When your AI agent needs a real workflow engine underneath
ByteChef fuses drag-and-drop automation with LLM agent loops so your 'refund order' bot can actually hit the ERP, wait for approval, and retry on failure.

What it does
ByteChef is a Java-based, open-core platform that combines a visual workflow editor with built-in AI agent orchestration. You drag components onto a canvas, wire them with conditions and loops, and deploy them as durable, queue-backed processes. The same components serve as agent tools, workflow steps, or MCP-exposed endpoints.
The interesting bit
The unification is the architecture, not just marketing. An AI Agent is a first-class workflow step with its own sub-elements (model, tool list, memory, guardrails, knowledge base). Conversely, any workflow can become an agent tool — so a multi-step “refund order” flow with human approval and ERP retries looks like a single tool call to the LLM. The Atlas runtime handles durable execution with Postgres, Redis, RabbitMQ, Kafka, or SQS as queue backends.
Key highlights
- 180+ connectors that double as agent tools and MCP tools; 14 LLM providers supported
- Polyglot code nodes: Java, JavaScript, Python, Ruby on GraalVM
- Memory backends: JDBC, Redis, MongoDB, Cassandra, Cosmos DB, Neo4j, vector stores, in-memory
- 12 guardrail types including PII, jailbreak, topical alignment, custom regex
- Git-native: push from UI, branch-backed environments (EE only)

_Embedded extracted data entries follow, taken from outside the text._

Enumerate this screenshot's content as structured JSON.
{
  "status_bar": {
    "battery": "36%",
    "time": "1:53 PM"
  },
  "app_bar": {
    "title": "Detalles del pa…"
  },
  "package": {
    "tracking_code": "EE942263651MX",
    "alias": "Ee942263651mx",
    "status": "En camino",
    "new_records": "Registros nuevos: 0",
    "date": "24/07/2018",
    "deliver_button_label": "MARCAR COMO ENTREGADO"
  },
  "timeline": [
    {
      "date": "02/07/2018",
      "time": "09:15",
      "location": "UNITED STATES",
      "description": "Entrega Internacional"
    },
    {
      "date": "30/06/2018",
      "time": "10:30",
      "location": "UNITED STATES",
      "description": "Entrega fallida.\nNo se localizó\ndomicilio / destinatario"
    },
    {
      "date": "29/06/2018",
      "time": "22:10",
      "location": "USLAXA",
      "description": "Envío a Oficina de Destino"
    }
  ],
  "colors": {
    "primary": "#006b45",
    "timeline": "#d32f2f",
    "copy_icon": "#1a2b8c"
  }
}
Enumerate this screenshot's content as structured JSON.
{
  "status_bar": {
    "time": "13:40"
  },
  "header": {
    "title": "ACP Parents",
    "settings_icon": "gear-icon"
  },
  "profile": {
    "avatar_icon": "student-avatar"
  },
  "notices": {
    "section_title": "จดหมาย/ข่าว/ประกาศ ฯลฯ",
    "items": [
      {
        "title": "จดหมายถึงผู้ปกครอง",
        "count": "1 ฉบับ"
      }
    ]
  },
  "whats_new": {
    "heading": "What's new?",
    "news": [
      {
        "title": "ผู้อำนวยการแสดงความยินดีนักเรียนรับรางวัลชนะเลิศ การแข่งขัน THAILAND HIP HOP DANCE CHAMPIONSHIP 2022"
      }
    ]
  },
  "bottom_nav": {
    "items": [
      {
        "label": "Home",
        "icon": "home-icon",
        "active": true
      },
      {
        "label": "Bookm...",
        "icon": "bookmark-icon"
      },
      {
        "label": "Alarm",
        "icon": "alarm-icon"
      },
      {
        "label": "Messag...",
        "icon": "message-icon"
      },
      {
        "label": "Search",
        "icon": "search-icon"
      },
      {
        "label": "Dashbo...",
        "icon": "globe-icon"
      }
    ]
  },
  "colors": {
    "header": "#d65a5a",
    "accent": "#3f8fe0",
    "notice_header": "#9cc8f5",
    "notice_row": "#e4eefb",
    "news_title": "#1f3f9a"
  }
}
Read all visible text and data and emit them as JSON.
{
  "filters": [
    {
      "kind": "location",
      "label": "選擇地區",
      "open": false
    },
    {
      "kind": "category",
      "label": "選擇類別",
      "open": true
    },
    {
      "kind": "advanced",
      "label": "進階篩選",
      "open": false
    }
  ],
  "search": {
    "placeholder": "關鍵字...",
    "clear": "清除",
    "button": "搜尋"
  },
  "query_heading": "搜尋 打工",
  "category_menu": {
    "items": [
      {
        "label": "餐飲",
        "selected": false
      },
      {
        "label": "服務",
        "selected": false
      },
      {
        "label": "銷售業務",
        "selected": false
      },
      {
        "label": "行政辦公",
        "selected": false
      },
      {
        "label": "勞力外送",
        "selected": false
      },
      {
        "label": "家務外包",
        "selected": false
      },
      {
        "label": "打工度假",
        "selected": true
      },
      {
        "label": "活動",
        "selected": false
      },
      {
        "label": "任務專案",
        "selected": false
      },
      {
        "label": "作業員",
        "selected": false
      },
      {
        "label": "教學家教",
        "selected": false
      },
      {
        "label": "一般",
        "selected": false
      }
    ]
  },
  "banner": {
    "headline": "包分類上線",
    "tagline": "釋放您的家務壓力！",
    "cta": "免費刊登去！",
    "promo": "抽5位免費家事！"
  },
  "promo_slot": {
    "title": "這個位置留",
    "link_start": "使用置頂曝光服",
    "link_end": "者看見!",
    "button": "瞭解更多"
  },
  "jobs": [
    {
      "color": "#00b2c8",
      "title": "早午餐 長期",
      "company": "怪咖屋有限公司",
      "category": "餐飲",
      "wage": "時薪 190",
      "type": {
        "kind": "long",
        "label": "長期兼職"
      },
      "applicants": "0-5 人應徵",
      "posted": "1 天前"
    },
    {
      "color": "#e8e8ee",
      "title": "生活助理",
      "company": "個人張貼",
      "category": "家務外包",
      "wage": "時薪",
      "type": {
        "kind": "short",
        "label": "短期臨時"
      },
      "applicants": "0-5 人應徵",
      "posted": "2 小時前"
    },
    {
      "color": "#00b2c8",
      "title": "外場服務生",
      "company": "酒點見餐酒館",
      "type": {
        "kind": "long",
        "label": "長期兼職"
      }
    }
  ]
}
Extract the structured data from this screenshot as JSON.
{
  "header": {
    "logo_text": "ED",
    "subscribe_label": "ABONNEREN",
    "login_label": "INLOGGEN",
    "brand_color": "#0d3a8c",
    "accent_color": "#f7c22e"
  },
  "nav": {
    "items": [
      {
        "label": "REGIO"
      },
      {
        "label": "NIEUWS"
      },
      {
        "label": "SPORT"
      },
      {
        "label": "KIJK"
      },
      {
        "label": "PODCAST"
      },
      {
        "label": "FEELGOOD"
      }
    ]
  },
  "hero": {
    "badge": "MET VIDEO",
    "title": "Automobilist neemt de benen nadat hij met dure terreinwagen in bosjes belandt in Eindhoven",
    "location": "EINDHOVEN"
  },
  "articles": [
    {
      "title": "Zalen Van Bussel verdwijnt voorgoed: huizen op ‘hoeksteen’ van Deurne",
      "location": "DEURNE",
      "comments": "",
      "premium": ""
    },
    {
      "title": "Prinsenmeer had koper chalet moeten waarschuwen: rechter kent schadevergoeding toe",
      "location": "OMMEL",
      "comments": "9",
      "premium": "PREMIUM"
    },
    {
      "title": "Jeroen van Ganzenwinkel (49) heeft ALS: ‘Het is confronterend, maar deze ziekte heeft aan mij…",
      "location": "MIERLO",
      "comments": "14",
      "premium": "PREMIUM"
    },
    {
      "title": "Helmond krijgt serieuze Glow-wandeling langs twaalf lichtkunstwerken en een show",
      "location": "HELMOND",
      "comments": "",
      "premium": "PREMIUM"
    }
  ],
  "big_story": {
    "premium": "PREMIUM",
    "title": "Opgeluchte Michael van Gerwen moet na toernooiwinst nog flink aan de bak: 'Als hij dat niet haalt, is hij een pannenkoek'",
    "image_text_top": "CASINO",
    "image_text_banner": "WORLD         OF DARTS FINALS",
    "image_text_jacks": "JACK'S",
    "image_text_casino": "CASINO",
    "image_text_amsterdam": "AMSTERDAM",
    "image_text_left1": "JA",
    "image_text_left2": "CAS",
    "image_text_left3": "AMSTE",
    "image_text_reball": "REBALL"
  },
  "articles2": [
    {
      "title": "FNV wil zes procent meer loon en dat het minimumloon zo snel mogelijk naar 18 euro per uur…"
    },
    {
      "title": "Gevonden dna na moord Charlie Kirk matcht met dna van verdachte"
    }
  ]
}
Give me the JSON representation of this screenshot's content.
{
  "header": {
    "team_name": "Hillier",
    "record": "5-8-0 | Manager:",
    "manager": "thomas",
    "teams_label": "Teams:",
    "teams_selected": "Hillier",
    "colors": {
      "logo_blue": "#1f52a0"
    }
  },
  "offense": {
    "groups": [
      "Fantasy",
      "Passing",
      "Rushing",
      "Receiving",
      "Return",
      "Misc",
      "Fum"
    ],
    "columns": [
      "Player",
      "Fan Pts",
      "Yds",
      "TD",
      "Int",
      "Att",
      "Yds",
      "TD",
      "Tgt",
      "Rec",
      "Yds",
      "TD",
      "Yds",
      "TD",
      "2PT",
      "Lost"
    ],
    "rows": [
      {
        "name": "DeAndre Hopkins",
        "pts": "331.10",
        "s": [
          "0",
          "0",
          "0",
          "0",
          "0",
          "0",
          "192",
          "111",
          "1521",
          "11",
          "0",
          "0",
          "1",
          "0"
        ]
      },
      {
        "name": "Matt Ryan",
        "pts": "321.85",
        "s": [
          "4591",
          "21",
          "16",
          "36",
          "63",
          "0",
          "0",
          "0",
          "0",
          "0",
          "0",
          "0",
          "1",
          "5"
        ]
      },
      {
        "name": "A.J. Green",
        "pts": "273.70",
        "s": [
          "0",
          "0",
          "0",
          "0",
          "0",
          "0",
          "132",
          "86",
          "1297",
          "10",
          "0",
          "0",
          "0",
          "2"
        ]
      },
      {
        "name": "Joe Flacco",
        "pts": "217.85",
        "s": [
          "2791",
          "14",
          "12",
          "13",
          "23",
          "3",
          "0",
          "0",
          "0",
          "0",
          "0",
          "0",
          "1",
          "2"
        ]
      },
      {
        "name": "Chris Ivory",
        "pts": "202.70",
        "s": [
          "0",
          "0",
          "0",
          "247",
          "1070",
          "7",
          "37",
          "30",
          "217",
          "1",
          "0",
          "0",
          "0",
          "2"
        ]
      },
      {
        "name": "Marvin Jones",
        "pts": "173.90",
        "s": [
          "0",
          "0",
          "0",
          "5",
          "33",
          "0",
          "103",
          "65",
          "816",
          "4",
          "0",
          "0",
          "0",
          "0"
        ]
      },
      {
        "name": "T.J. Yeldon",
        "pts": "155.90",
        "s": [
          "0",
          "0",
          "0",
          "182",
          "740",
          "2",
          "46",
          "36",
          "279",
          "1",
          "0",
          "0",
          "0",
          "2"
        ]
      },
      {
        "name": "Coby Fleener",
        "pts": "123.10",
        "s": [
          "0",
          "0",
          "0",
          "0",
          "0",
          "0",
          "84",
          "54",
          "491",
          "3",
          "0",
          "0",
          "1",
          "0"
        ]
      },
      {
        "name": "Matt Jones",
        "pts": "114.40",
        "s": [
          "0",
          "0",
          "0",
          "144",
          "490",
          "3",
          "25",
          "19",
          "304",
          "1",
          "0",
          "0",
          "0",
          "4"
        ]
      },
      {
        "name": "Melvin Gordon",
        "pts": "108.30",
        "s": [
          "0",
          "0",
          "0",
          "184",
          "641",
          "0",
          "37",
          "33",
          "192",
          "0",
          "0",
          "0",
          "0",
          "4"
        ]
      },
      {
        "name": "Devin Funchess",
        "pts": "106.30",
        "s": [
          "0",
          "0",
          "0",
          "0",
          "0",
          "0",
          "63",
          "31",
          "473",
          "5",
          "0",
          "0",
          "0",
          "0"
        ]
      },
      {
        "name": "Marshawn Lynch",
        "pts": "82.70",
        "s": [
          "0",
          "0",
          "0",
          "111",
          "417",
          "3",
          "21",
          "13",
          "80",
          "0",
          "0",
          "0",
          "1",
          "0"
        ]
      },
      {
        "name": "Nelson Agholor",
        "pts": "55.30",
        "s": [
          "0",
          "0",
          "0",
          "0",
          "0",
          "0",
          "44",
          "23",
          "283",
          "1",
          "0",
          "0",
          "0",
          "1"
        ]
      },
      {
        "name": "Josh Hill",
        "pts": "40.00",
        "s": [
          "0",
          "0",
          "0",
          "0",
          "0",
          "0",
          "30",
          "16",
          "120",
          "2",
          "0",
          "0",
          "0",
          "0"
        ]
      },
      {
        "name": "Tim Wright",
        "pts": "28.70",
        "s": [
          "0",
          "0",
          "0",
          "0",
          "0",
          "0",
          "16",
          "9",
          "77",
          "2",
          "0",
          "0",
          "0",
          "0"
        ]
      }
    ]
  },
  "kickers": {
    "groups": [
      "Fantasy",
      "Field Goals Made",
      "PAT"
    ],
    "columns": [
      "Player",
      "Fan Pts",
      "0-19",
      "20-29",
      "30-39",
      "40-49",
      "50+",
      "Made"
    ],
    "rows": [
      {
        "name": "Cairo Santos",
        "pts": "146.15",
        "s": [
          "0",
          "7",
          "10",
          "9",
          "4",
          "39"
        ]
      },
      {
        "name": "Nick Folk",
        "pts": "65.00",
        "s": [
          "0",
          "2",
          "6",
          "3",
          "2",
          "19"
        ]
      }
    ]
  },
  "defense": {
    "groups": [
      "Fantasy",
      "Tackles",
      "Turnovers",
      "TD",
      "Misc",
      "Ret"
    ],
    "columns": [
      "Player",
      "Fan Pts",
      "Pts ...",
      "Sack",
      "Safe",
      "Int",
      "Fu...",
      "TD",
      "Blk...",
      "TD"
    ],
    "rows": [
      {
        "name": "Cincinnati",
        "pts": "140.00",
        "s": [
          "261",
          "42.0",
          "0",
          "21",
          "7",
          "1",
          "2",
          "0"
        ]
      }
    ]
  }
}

- MCP in both directions: consume external MCP servers as tools; expose workflows as MCP tools to Claude Desktop, Cursor, Windsurf
Caveats
- Several headline features are marked 🚧 in development: agent skills, agent evaluations, microservices deployment, SSO/SAML/OIDC, SCIM, AI Gateway with model routing and cost controls
- Workflows-as-APIs, Git-native, AI Copilot, and embedded iPaaS are EE-only; the CE Apache 2.0 core is substantial but enterprise features are gated
- Started as a fork of Piper; unclear how much original architecture remains
Verdict
Worth evaluating if you’re currently duct-taping n8n/Zapier to LangChain and tired of the seam. Skip if you need mature multi-tenant SaaS embedding or advanced cost controls today — those are on the roadmap, not in the build.